The United States plans to reestablish its troop presence in Somalia, reversing a policy decision to remove U.S. forces made by former president Donald Trump.
A small force of several hundred military personnel is expected to be deployed following the decision by President Joe Biden, announced Monday by the U.S. Department of Defense.
“The president has authorized the Department of Defense to return a small, persistent U.S. military presence to Somalia” said spokesman John Kirby at the Pentagon.
“This decision was based on a request from (U.S. Defense) Secretary Austin and included advice from senior commanders, and of course, concern for the safety of our troops who have incurred additional risk by deploying in and out of Somalia on an episodic basis for the past 16 months.”
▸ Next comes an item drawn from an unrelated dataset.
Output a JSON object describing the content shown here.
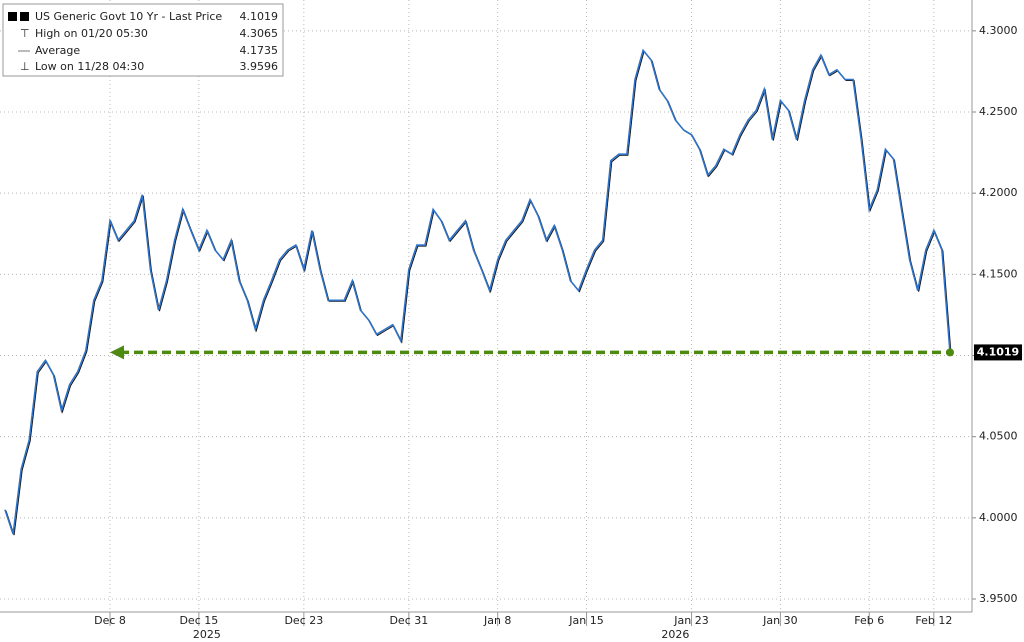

Kirby said the returning troops will be “training, advising, and equipping partner forces” in the ongoing struggle to contain Al-Shabaab militants who have operated in the Horn of Africa region for decades. Al-Shabaab currently poses a heightened threat, he added.
“The purpose here is to enable a more effective fight against Al-Shabaab, by local forces,” Kirby said.
Austin’s request was based in part on assessments that the existing deployment was ineffective in countering terrorist threats in Somalia.
The news follows presidential elections held in Somalia held at the weekend. Hassan Sheik Mohamud, president of Somalia from 2012 to 2017, will return to office and replace outgoing president Mohamed Abdullahi Farmaajo.